A Campus Demonstration

For evidence, one could consult events in Claremont on April 6, 2017, when journalist Heather Mac Donald was scheduled to speak on the subject of her new book, The War on Police. To the radicals, her criticism of BLM was unforgivable. Four days before the talk, a student at Pitzer College created a Facebook event calling for Mac Donald’s talk to be shut down. Mac Donald, the student declared, was a racist, fascist, imperialist, and capitalist who must not be allowed to speak. A crowd of around 200 blockaded the event venue, preventing the audience from attending. The talk was live-streamed, though the question and answer period was cut off because police feared the screaming crowd might succeed in breaking into the venue. Mac Donald was then whisked out the back with heavy police escort.

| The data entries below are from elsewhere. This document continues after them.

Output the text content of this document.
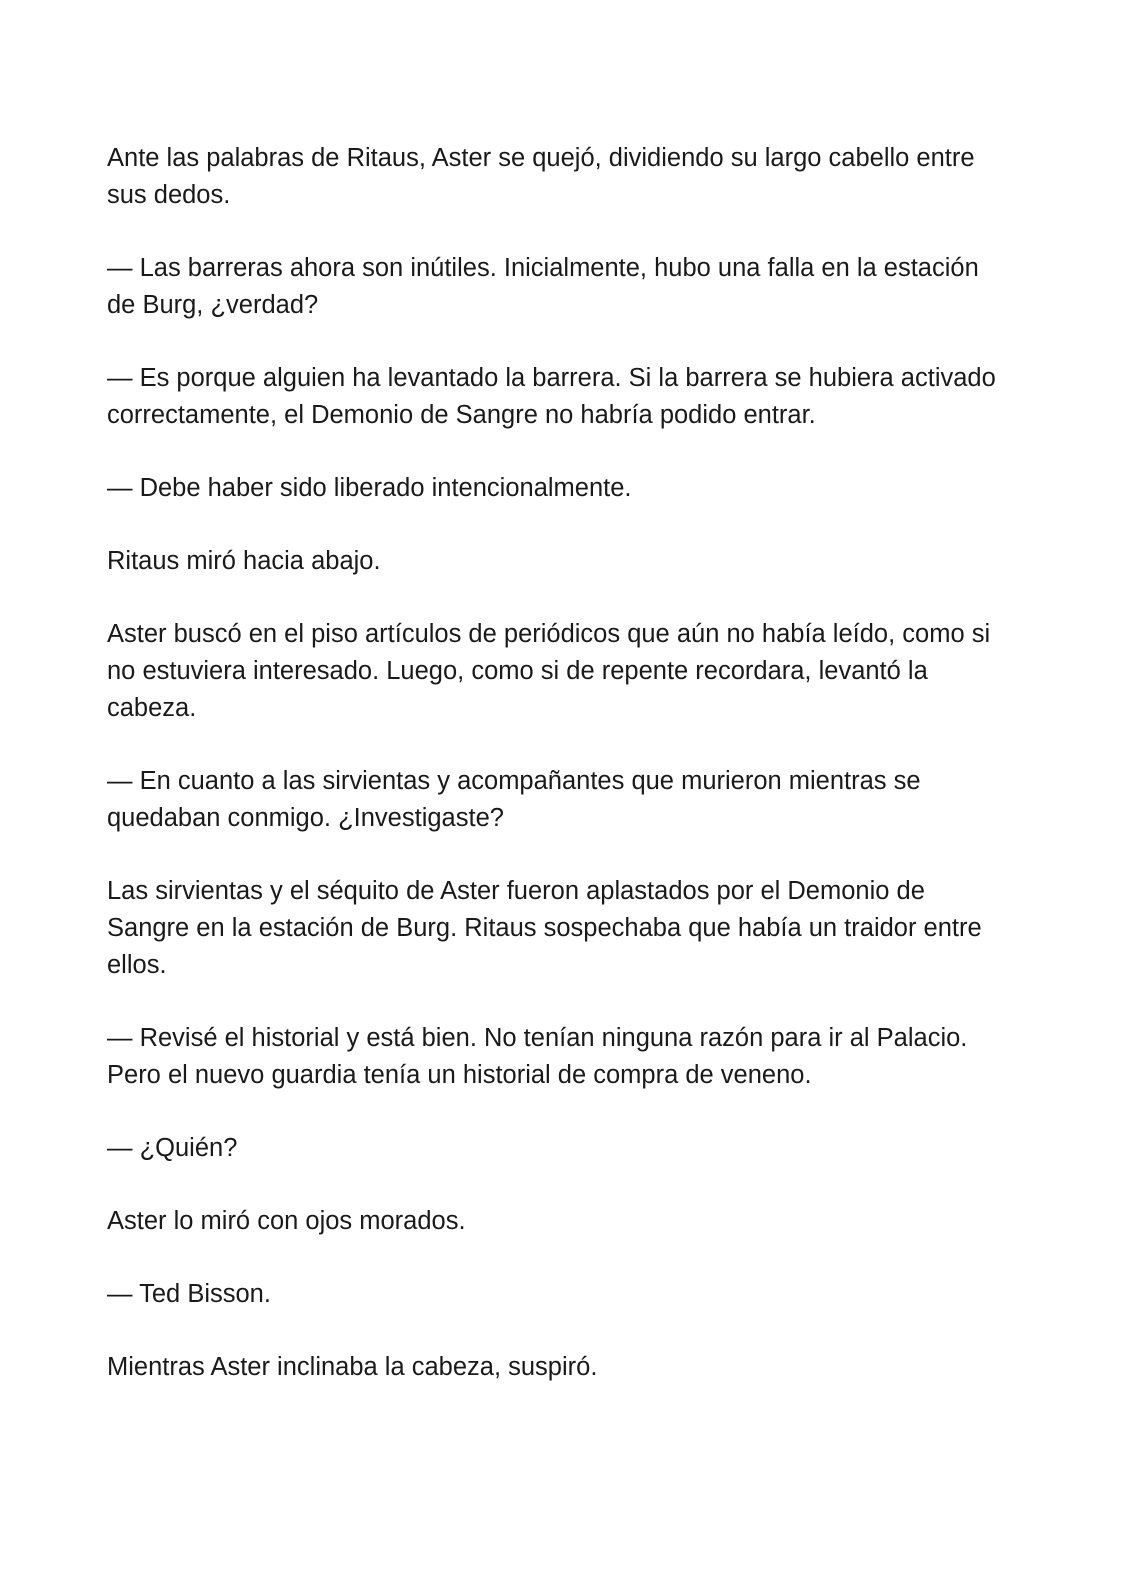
Ante las palabras de Ritaus, Aster se quejó, dividiendo su largo cabello entre sus dedos.

— Las barreras ahora son inútiles. Inicialmente, hubo una falla en la estación de Burg, ¿verdad?

— Es porque alguien ha levantado la barrera. Si la barrera se hubiera activado correctamente, el Demonio de Sangre no habría podido entrar.

— Debe haber sido liberado intencionalmente.

Ritaus miró hacia abajo.

Aster buscó en el piso artículos de periódicos que aún no había leído, como si no estuviera interesado. Luego, como si de repente recordara, levantó la cabeza.

— En cuanto a las sirvientas y acompañantes que murieron mientras se quedaban conmigo. ¿Investigaste?

Las sirvientas y el séquito de Aster fueron aplastados por el Demonio de Sangre en la estación de Burg. Ritaus sospechaba que había un traidor entre ellos.

— Revisé el historial y está bien. No tenían ninguna razón para ir al Palacio. Pero el nuevo guardia tenía un historial de compra de veneno.

— ¿Quién?

Aster lo miró con ojos morados.

— Ted Bisson.

Mientras Aster inclinaba la cabeza, suspiró.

The episode demonstrated the congruence of the radical forces with not just one but nearly every defining feature of fascism. The protestors used physical force, intimidation, and the threat of violence to impose their will and deprive others of their rights to speak, to hear, and to think for themselves. The blockaders embraced race-based identity politics, anti-semitism (made evident by the noticeable selection of anti-Israel signs in the crowd), and statism (one of Mac Donald’s crimes, after all, was that she was a “capitalist”). The protest organizers openly dismissed freedom of speech and dialogue among varying viewpoints as meaningless tools of white oppression. Not least, it was doubtful that more than a handful of blockaders had ever read The War Against Police or any of Mac Donald’s multitudinous other pieces on crime. Indeed, the vast majority had probably never heard of her a week before. They simply accepted the characterization of Mac Donald as a racist and swung into action against her, showcasing the surrender of independent thought and blind obedience to the movement. We have entered the age of the social media gauleiter, commanding the social justice zombie.

Where does this leave us?

At the moment, both white nationalists and radicals are carnival sideshows, aberrations in a country that still, by and large, values peace and freedom. Nevertheless, we are in a place few would have expected a decade ago. One set of newly bold extremists includes self-conscious national socialists as well as other overlapping forces driven by white identity politics. Though covered with a façade of egalitarianism, an alternative extreme has much more in common with the tactics and even philosophical framework of fascism than even it understands. Both groups of extremists seem determined to provoke the other into more and more serious confrontations. A feckless president has contributed to polarization by giving comfort to the alt-right—as his equally feckless predecessor did by endorsing BLM—and seems at a loss when confronted with the consequences. And an increasingly concerned and leaderless center witnesses what looks to some like the unraveling of their country, and are uncertain what to do about it. Weimar America? Not yet. There are even scattered signs that an important corner may have been turned, among them Pelosi’s denunciation of Antifa and the suspension of some of the Mac Donald blockaders by Claremont McKenna College. But one fears we are closer to the beginning than to the end of this story.